Interestingly, Craig Biggio is the only one out of those 10 random NL Central players who has done slightly worse against the Reds than his career norms. Biggio's posted a .748 OPS vs. Cincy compared to a lifetime mark of .806.

Cyclone792
04-17-2006, 01:21 AM
Didn't we turn Bill Hall (of all people) into a Reds killer last year, or the year before?

I remember in July of 2000, Omar Vizquel playing for the Indians at the time took us deep twice in the same game. IIRC, Jr homered in the same game.

My buddy and I sat in dead CF in a sea of Indians fans.

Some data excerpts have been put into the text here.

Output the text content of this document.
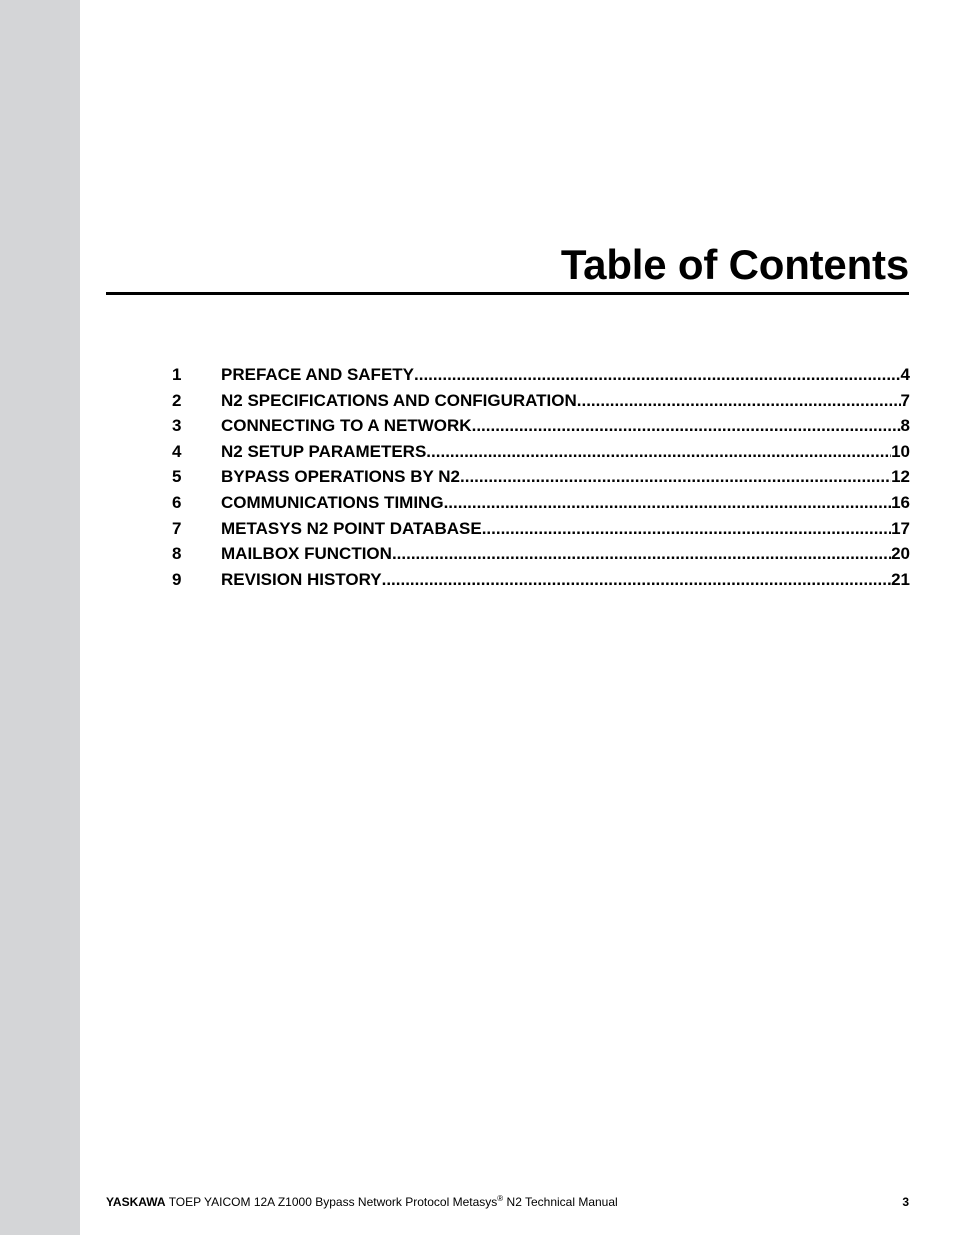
Table of Contents
1	PREFACE AND SAFETY .....	4
2	N2 SPECIFICATIONS AND CONFIGURATION .....	7
3	CONNECTING TO A NETWORK .....	8
4	N2 SETUP PARAMETERS .....	10
5	BYPASS OPERATIONS BY N2 .....	12
6	COMMUNICATIONS TIMING .....	16
7	METASYS N2 POINT DATABASE .....	17
8	MAILBOX FUNCTION .....	20
9	REVISION HISTORY .....	21
YASKAWA TOEP YAICOM 12A Z1000 Bypass Network Protocol Metasys® N2 Technical Manual	3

I think I'm still recovering.

Bill Hall: 1.060 OPS vs. Reds, .751 OPS overall in his career.

Yep, like most guys, Bill Hall is also a Reds killer.

wheels
04-17-2006, 01:35 AM
Reds pitchers stand no chance against a given team's best hitters.

They're the true whipping boys.

savafan
04-17-2006, 01:43 AM
The other trend is that rookie pitchers making their major league debut against the Reds always tend to look like Cy Young on the mound.

OnBaseMachine
04-17-2006, 02:05 AM
-Craig Wilson: Career .926 OPS vs. Reds, .861 OPS overall in his career.
-David Eckstein: Career .803 OPS vs Reds, .713 OPS overall in his career.

Hollcat
04-17-2006, 12:29 PM
I was thinking that Bonds was the all-time Reds killer

Mario-Rijo
04-17-2006, 01:34 PM
I would be very interested to see who (individual pitchers) does well vs. a Pujols or Lee and the like. I mean who has their number. It might give us an indication as to what it takes to beat them.

RedsManRick
04-17-2006, 02:17 PM
With tying runs and/or go ahead runs on base I would not pitch to Pujols. I wouldn't walk in the trying or go ahead run, but otherwise, he'd get a free pass.

RedFanAlways1966
04-17-2006, 02:24 PM
Didn't we turn Bill Hall (of all people) into a Reds killer last year, or the year before?

2004 was the year. It was an ugly 3-day period then...

April 26: Austin Kearns suffers a broken forearm when HBP against Pittsburgh's Ryan Vogelsong.

April 27: REDS lose 9-8 to Milwaukee. Bill Hall hits a 2-run, 2-out PH HR off of Danny Somebody for a walkoff win. Chad Moeller hits for the cycle!

April 28: REDS lose 10-9 in 10 innings... after leading 9-0! Milwaukee wins on a suicide squeeze bunt by Bill Hall (Van Poppel takes the L). Jason LaRue goes 3-for-5 with 4 RBIs... but breaks his finger in the game and goes on the DL.